Modbus TCP is simpler to configure and works with a broader range of PLCs (Siemens, Mitsubishi, Beckhoff, and many others). The tradeoff is that Modbus TCP is a request-response protocol — the vision system must initiate a write, and the PLC must process it. Latency is 2–5ms in typical industrial network conditions, but less deterministic than EtherNet/IP implicit messaging. For most lines running under 150 ppm, this difference is acceptable. Above 150 ppm, we recommend EtherNet/IP where possible.

PROFINET IRT (Isochronous Real-Time) is an option for Siemens environments that need the lowest jitter — sub-millisecond cycle times are achievable. The configuration overhead is higher; it requires managed switches with PROFINET support and careful VLAN configuration to keep vision system traffic isolated from general plant network traffic.

Stage 4: Encoder-based reject gating

The PLC reject logic should not use a fixed timer from the inspection trigger to the reject gate actuation. Fixed timers work only if conveyor speed is constant — and conveyor speed is not constant. Variable-frequency drive speed variations, load-dependent slip, and line acceleration/deceleration all shift part position relative to a fixed timer.

The correct approach is encoder-based tracking. An incremental encoder on the conveyor drive shaft or roller provides position feedback to the PLC in counts. The part position is tracked from the inspection trigger as an encoder count offset. The reject gate fires when the tracked part reaches the gate position in encoder counts, not after a fixed time. This maintains accurate rejection positioning across the full speed operating range of the line.

For Rockwell ControlLogix systems, this is implemented using the Motion Axis object with position-based event tasks.

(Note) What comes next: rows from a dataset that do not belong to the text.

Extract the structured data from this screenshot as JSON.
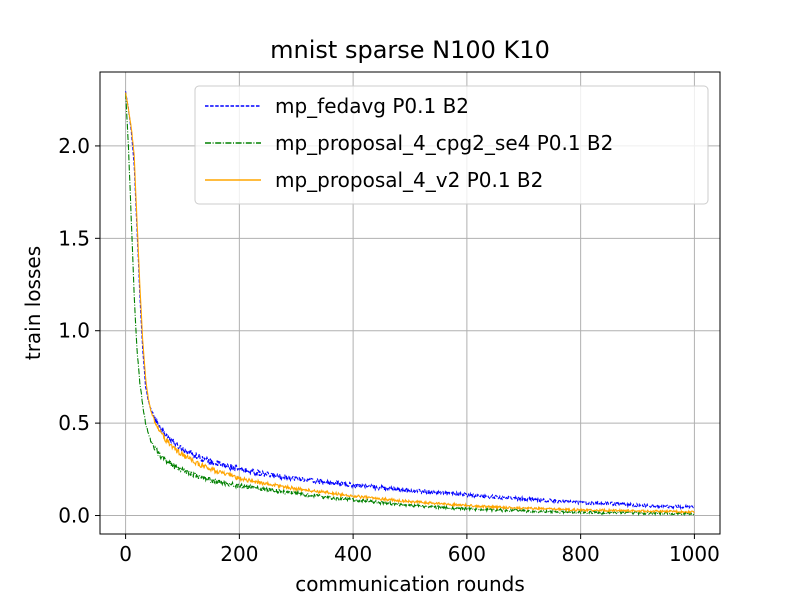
{
  "chart_data": {
    "type": "line",
    "title": "mnist sparse N100 K10",
    "xlabel": "communication rounds",
    "ylabel": "train losses",
    "xlim": [
      -45,
      1045
    ],
    "ylim": [
      -0.1,
      2.4
    ],
    "xticks": [
      0,
      200,
      400,
      600,
      800,
      1000
    ],
    "yticks": [
      0.0,
      0.5,
      1.0,
      1.5,
      2.0
    ],
    "xtick_labels": [
      "0",
      "200",
      "400",
      "600",
      "800",
      "1000"
    ],
    "ytick_labels": [
      "0.0",
      "0.5",
      "1.0",
      "1.5",
      "2.0"
    ],
    "grid": true,
    "legend_position": "top-right",
    "series": [
      {
        "name": "mp_fedavg P0.1 B2",
        "color": "#0000ff",
        "dash": "dashed",
        "noise": 0.018,
        "x": [
          0,
          5,
          10,
          15,
          20,
          25,
          30,
          35,
          40,
          45,
          50,
          60,
          70,
          80,
          90,
          100,
          120,
          150,
          200,
          250,
          300,
          350,
          400,
          450,
          500,
          550,
          600,
          650,
          700,
          750,
          800,
          850,
          900,
          950,
          1000
        ],
        "y": [
          2.29,
          2.2,
          2.08,
          1.9,
          1.55,
          1.2,
          0.9,
          0.7,
          0.62,
          0.57,
          0.54,
          0.48,
          0.44,
          0.41,
          0.38,
          0.36,
          0.33,
          0.29,
          0.25,
          0.22,
          0.2,
          0.18,
          0.165,
          0.15,
          0.135,
          0.125,
          0.11,
          0.1,
          0.09,
          0.08,
          0.07,
          0.065,
          0.055,
          0.05,
          0.045
        ]
      },
      {
        "name": "mp_proposal_4_cpg2_se4 P0.1 B2",
        "color": "#008000",
        "dash": "dashdot",
        "noise": 0.018,
        "x": [
          0,
          5,
          10,
          15,
          20,
          25,
          30,
          35,
          40,
          45,
          50,
          60,
          70,
          80,
          90,
          100,
          120,
          150,
          200,
          250,
          300,
          350,
          400,
          450,
          500,
          550,
          600,
          650,
          700,
          750,
          800,
          850,
          900,
          950,
          1000
        ],
        "y": [
          2.29,
          2.0,
          1.6,
          1.2,
          0.9,
          0.72,
          0.6,
          0.5,
          0.44,
          0.4,
          0.37,
          0.33,
          0.3,
          0.28,
          0.26,
          0.25,
          0.22,
          0.19,
          0.16,
          0.14,
          0.12,
          0.1,
          0.085,
          0.07,
          0.055,
          0.045,
          0.035,
          0.03,
          0.025,
          0.02,
          0.018,
          0.015,
          0.013,
          0.011,
          0.01
        ]
      },
      {
        "name": "mp_proposal_4_v2 P0.1 B2",
        "color": "#ffa500",
        "dash": "solid",
        "noise": 0.014,
        "x": [
          0,
          5,
          10,
          15,
          20,
          25,
          30,
          35,
          40,
          45,
          50,
          60,
          70,
          80,
          90,
          100,
          120,
          150,
          200,
          250,
          300,
          350,
          400,
          450,
          500,
          550,
          600,
          650,
          700,
          750,
          800,
          850,
          900,
          950,
          1000
        ],
        "y": [
          2.29,
          2.2,
          2.1,
          1.95,
          1.6,
          1.25,
          0.95,
          0.75,
          0.63,
          0.56,
          0.52,
          0.46,
          0.41,
          0.38,
          0.35,
          0.33,
          0.29,
          0.25,
          0.2,
          0.17,
          0.145,
          0.125,
          0.105,
          0.09,
          0.075,
          0.065,
          0.055,
          0.045,
          0.04,
          0.035,
          0.03,
          0.028,
          0.025,
          0.022,
          0.02
        ]
      }
    ]
  }
}
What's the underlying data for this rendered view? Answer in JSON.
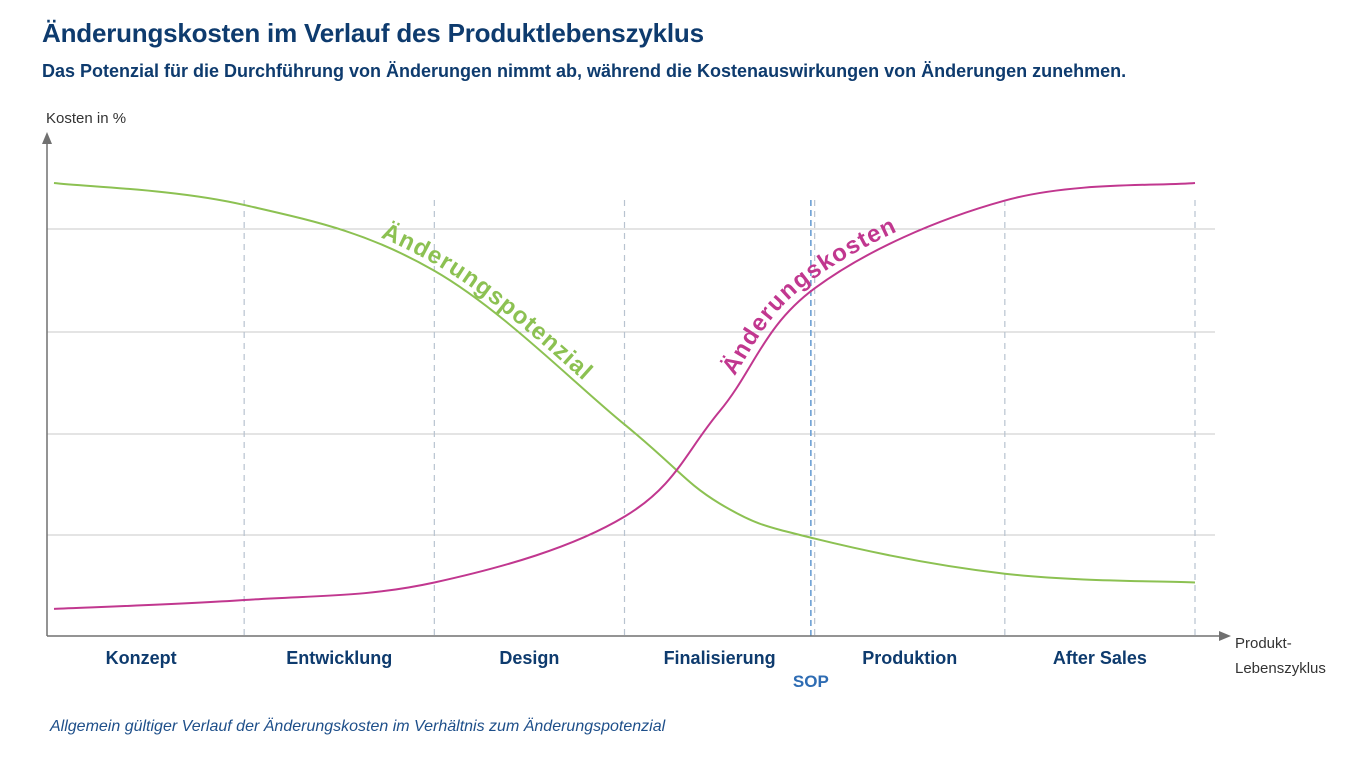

For simpler PLCs, a high-speed counter module reading the encoder and a compare instruction against a setpoint register accomplishes the same result.

Failure mode asymmetry and fault handling

The failure modes in a vision-to-PLC integration are asymmetric in consequence. A false positive (good part rejected) is a recoverable quality event — the part goes to the reject bin, can be retrieved and re-inspected. A communication timeout that causes a defective part to pass through unrejected is an escape event with downstream consequences.

Procunit's integration layer implements a configurable watchdog behavior for communication failures: if the vision system fails to deliver a result within the configured timeout window for a given part, the default behavior is to trigger the reject gate (fail-safe reject). This is the right choice for escape-sensitive applications. For applications where false rejects are extremely costly — expensive sub-assemblies, scarce materials — the watchdog can be configured to hold the reject gate on timeout and instead halt the line, requiring operator acknowledgment before production resumes.

The watchdog timeout itself must be configured with care. Too short and normal inference jitter on complex parts triggers false fault conditions. Too long and the reject gate fires after the defective part has already passed. The correct watchdog window is typically set to 2× the P99 inference latency measured during system commissioning, minus the gate-to-inspection distance transit time.

Commissioning and timing verification

The only reliable way to verify timing accuracy in a production integration is to run seeded defect parts through the live system and confirm that the reject gate fires correctly — not just that the PLC received the signal, but that the part ended up in the reject bin. We run this verification at the nominal line speed, then at ±10% of nominal speed to confirm the encoder tracking holds, then at the maximum acceleration rate the line uses during startup.

Timing verification should be repeated after any changes to conveyor speed setpoints, PLC scan cycle configuration, or vision system software. An integration that commissioning verified at 100 ppm may have subtle timing issues at 130 ppm that don't show up until you're in production. Building the seeded-sample timing check into the commissioning checklist rather than treating it as a one-time activity saves the pain of discovering timing drift during a production run.